Buy or Renew
Buy or Renew
cancel
Turn on suggestions
Auto-suggest helps you quickly narrow down your search results by suggesting possible matches as you type.
Showing results for 
Search instead for 
Did you mean: 
cancel
Start a conversation
1738
Views
0
Helpful
6
Replies

IE-3200 and 802.1x not working.

Go to solution
j.leinonen
Level 1
Level 1

‎01-07-2022 04:19 AM

Hi,

I have a problem with IE-3200 and 802.1x where I try to authenticate PC with certificate via Windows NPS in server side. IOS XE version is 17.6.2, I had originally version 16.12.4, but I did upgrade as it was not working there, but no help.

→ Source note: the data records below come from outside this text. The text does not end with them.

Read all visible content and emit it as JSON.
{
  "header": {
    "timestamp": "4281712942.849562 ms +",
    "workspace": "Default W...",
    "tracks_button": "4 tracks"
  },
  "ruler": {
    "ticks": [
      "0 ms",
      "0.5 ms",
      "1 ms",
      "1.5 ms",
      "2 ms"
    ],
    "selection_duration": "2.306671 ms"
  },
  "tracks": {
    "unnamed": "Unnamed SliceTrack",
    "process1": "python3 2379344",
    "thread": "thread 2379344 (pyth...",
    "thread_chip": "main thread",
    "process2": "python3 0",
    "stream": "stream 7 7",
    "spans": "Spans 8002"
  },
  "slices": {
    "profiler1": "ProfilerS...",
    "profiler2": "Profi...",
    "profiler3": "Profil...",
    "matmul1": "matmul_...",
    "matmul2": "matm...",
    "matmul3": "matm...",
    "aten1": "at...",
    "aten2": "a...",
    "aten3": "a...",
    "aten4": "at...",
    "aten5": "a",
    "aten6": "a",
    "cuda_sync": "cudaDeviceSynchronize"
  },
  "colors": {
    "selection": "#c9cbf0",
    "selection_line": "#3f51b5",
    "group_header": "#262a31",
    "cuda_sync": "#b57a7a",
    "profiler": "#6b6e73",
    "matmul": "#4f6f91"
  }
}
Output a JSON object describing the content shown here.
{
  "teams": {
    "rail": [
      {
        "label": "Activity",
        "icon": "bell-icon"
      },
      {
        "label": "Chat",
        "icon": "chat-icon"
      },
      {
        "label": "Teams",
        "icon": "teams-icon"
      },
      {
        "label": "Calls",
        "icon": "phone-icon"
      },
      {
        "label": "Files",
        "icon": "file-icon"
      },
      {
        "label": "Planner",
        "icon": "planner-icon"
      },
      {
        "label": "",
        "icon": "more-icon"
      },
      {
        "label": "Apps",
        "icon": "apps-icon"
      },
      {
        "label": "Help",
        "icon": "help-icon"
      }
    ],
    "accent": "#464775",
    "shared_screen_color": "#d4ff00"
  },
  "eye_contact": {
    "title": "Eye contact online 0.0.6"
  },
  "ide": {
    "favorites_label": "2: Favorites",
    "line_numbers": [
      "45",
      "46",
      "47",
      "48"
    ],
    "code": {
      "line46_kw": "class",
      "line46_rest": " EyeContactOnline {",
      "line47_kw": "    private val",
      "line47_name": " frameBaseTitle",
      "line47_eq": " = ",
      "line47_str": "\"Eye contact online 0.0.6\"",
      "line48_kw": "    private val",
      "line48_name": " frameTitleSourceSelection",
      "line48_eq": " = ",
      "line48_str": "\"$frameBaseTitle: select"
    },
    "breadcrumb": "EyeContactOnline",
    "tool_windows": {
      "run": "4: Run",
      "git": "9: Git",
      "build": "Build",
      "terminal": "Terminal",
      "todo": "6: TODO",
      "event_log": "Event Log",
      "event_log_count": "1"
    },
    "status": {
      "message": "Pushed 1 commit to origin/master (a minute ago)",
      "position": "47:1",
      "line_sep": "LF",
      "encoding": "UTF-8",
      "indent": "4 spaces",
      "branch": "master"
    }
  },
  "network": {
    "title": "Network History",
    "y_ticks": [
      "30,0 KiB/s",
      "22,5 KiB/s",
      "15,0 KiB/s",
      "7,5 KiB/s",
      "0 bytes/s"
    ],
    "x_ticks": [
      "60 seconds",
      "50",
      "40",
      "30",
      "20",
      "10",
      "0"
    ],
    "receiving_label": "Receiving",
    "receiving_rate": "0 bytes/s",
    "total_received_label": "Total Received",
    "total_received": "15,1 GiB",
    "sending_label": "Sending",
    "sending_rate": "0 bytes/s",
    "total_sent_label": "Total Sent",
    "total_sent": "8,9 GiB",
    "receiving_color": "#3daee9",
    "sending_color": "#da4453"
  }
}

Same config & setup and Certificate authentication works ok with IE-4000 switch with Lan Base image, but not with IE-3200.

 

I have this kind of config in place (I have more aaa config for switch authentication via radius but removed those)!
aaa authorization network default group test-1x-radius
aaa accounting dot1x default start-stop group test-1x-radius
!
radius server test-radius-1
address ipv4 x.x.x.x auth-port 1812 acct-port 1813
key <key omitted>
!
radius server test-radius-2
address ipv4 y.y.y.y auth-port 1812 acct-port 1813
key <key omitted>
!
radius-server dead-criteria time 10 tries 3
no radius-server vsa send authentication
!
!
aaa group server radius test-1x-radius
server name test-radius-1
server name test-radius-2
ip radius source-interface Vlanxxx
!
aaa new-model
aaa session-id common
!
dot1x system-auth-control
!
!
interface GigabitEthernet1/4
description Client-to_be_authenticated
switchport access vlan xxx
switchport mode access
authentication port-control auto
dot1x pae authenticator
!
ip route 0.0.0.0 0.0.0.0 w.x.y.z name default_via_router_towards_Radius

 

I have all these debukking on:

#sh debugging
General OS:
AAA Authentication debugging is on
AAA Authorization debugging is on

Conditional Debug Global State: Stop

Packet Infra debugs:

Ip Address Port
------------------------------------------------------|----------

Radius protocol debugging is on
Radius packet protocol debugging is on
Radius table debugging is on
Auth Manager:
Auth Manager errors debugging is on
Auth Manager events debugging is on
Auth Manager detailed debugs debugging is on
Auth Manager sync debugging is on
dot1x:
Dot1x registry info debugging is on
Dot1x redundancy info debugging is on
Dot1x packet info debugging is on
Dot1x events debugging is on
Dot1x State machine transitions and actions debugging is on
Dot1x Errors debugging is on
Dot1x Supplicant EAP-FAST debugging is on
Dot1x Manager debugging is on
Dot1x Supplicant State Machine debugging is on

 

BUT this in only thing what comes to log (with IE400 debugginh shows much more):

*Nov 16 13:36:12.345: %DOT1X-5-FAIL: R0/0: sessmgrd: Authentication failed for client (xxxx.xxxx.xxxx) with reason (Timeout) on Interface Gi1/4 AuditSessionID 000000000000000B28E08706
*Nov 16 13:36:12.346: %SESSION_MGR-5-FAIL: R0/0: sessmgrd: Authorization failed or unapplied for client (xxxx.xxxx.xxxx) on Interface GigabitEthernet1/4 AuditSessionID 000000000000000B28E08706. Failure reason: Authc fail. Authc failure reason: Timeout.

 

#sh dot1x all det
Sysauthcontrol Enabled
Dot1x Protocol Version 3

Dot1x Info for GigabitEthernet1/4
--------------------------------------------
PAE = AUTHENTICATOR
QuietPeriod = 60
ServerTimeout = 0
SuppTimeout = 30
ReAuthMax = 2
MaxReq = 2
TxPeriod = 30

Dot1x Authenticator Client List
-------------------------------

EAP Method = (0)
Supplicant = xxxx.xxxx.xxxx
Session ID = 050114AC0000001028F80CBE
Auth SM State = AUTHENTICATING
Auth BEND SM State = REQUEST

 

Am I missing some additional config at IE-3200?

Labels:
0 Helpful
1 Accepted Solution

Accepted Solutions

Go to solution
j.leinonen
Level 1
Level 1
In response to j.leinonen

‎01-12-2022 11:26 PM

Hi all,

 

Just to followup my own topic as there where no additional comments.

We got this working.

At NPS side we adjusted at Network Policy Framed-MTU  to 1344 and it started to work via IE-3200 too.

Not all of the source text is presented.